The stadium erupted in the seventh inning with the bases loaded and two outs when Cowgill homered. Cowgill, who split his time last year between the Oakland Athletics and the minors while recovering from an injury, was the starting center fielder and leadoff hitter for the Mets.
“Collin Cowgill took the opportunity and ran with it,” Collins said, adding “We provide chances. Now what do you want to do with them? And certainly he got us off to a big start today.”
While the lack of stardom in the Mets’ outfield has been the punch lines of jokes throughout the off-season, Collins said about Cowgill, who went 2-5, “I’m not sure I’ve been around a guy who competes like this guy does. It is max effort in practice. It is max effort in the games.”
Also getting two hits in the game was veteran outfielder Marlon Byrd, signed as a free agent this year. When talking about thirty-five year old Byrd, Collins said “He’s got something to prove and here’s an opportunity for him to prove it,” adding that Byrd’s experience has already impacted his teammates.
John Buck has proved to be one of the most important additions to the roster. His experience behind the plate adds a much needed veteran presence on a team with a young pitching staff.
“He’s outstanding,” winning pitcher Jon Niese said. “He called a great game. He’s a veteran guy that reads hitters better than I’ve ever seen and it’s always great to have that extra mind out there that sees that and calls a game accordingly.”
Niese, filling in for injured ace Johan Santana, caused as many problems for San Diego’s pitchers as he did its batters, going 2-for-2 with a pair of singles, a walk, one run scored and a run batted in.

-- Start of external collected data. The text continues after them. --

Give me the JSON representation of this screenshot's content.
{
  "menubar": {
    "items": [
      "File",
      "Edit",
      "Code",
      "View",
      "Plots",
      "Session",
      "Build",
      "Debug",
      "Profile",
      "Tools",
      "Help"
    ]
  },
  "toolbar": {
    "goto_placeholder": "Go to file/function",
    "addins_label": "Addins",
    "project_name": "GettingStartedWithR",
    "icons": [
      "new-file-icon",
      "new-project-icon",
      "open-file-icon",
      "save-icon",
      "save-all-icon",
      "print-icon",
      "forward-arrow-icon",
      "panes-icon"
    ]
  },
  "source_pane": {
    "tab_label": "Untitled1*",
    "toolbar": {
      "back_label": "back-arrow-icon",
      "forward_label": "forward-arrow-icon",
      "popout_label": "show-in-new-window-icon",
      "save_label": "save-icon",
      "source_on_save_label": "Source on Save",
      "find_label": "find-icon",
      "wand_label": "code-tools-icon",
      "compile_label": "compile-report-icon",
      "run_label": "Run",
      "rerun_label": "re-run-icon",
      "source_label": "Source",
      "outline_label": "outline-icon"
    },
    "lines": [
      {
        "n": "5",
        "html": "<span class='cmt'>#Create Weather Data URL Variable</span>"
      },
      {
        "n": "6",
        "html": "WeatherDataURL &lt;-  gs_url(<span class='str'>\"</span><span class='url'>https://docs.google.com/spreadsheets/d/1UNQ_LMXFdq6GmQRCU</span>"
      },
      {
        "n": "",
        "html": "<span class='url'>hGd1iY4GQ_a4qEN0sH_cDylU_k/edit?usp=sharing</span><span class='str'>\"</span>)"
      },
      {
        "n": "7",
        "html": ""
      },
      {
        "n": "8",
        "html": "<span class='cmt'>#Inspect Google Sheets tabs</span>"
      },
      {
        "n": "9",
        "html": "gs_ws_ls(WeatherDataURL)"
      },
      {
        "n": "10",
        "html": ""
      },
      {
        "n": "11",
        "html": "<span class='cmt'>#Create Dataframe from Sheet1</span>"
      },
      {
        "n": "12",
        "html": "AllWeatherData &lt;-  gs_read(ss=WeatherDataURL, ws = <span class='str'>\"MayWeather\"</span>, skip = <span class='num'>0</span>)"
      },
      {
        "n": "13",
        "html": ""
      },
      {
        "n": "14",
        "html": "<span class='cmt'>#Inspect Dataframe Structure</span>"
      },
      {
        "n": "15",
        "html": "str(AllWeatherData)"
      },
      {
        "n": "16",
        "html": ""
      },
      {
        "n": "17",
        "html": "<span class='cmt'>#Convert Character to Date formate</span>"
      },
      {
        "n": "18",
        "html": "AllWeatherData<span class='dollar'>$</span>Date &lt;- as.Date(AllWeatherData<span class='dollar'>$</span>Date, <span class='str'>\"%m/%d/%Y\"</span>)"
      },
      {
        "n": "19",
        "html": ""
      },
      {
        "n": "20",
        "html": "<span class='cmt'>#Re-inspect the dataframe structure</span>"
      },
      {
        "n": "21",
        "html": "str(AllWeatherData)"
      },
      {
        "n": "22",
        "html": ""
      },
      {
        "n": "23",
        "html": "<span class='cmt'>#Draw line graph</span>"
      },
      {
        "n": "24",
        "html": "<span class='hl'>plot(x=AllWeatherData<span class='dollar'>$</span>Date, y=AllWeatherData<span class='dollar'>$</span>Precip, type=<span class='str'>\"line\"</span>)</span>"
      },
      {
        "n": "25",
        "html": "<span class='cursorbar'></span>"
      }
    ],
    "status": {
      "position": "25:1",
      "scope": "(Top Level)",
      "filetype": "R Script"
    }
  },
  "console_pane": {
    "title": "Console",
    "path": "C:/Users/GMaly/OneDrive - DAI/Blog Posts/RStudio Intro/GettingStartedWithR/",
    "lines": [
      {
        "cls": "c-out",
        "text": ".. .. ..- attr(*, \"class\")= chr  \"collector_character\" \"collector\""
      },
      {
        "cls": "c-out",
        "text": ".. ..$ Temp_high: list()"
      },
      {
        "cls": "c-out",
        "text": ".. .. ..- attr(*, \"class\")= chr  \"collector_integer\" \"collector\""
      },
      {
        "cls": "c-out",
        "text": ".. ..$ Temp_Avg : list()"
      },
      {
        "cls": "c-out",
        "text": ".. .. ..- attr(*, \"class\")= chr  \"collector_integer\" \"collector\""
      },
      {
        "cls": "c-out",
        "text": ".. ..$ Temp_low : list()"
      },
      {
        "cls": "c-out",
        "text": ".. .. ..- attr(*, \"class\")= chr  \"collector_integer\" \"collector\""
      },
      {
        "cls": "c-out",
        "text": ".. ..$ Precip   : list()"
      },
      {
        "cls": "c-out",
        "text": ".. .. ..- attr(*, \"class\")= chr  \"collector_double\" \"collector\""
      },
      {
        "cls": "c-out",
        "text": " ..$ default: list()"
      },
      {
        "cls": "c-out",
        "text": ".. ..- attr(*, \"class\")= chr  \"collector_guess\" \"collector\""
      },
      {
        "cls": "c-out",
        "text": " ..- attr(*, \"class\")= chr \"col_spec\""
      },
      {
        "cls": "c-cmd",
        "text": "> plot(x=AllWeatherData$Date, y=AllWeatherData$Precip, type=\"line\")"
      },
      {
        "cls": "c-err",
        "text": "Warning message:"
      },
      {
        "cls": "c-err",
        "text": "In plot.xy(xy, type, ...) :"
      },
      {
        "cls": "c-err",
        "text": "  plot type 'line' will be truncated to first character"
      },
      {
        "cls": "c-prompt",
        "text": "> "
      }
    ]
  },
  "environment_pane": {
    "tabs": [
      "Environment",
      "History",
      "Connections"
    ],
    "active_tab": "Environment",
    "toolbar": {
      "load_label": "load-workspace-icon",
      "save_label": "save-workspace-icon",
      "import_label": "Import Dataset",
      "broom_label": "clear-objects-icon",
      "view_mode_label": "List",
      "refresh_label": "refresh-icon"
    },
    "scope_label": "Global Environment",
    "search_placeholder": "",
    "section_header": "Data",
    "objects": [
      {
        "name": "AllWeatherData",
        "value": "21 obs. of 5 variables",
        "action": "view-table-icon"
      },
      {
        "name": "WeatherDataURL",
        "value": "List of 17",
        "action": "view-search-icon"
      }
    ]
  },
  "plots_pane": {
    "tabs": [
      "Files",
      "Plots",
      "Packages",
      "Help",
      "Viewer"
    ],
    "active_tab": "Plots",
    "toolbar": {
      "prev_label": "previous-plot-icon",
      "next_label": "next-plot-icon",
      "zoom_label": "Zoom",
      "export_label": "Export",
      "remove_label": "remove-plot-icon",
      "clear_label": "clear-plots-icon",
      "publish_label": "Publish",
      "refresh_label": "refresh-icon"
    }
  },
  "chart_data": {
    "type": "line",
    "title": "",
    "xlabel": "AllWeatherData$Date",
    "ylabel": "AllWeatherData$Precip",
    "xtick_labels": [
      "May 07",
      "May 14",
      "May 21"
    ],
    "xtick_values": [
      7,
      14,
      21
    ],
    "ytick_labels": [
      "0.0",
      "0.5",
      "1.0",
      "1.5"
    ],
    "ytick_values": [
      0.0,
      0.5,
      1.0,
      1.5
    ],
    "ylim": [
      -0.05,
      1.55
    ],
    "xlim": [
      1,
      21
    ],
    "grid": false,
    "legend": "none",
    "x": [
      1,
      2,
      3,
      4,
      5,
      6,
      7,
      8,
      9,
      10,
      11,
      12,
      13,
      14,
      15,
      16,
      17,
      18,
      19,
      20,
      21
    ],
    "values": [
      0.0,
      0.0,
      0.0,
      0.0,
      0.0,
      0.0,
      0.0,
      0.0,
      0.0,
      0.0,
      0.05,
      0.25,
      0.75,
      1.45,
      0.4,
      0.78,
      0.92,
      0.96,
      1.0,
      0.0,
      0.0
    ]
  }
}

Making his major league debut after 14 years in the minors was 31-year-old Scott Rice whose journeyman story has captured the hearts of his teammates and coaches.
“I just hope he absorbed the whole thing. I hope he stood for a second on the mound in that wind and took a deep breath and said ‘Okay, I’m here. Now let’s have some fun with it.’ I’m real proud of him,” Collins said about Rice, who pitched a perfect ninth inning.
“I was so happy to see Scott Rice have a great outing today — that was great,” Niese said. “I’m just looking forward to playing with these guys in the future. I think we have a great group of guys.”
The Mets’ convincing victory came even without catching prospect Travis d’Arnaud, acquired from the Toronto Blue Jays along with Buck in the Dickey trade, or pitcher Zack Wheeler.
Both are considered future keys to the franchise. They are widely projected to be among baseball’s top 10 or 15 minor league prospects, and are expected to make their Met debuts this year.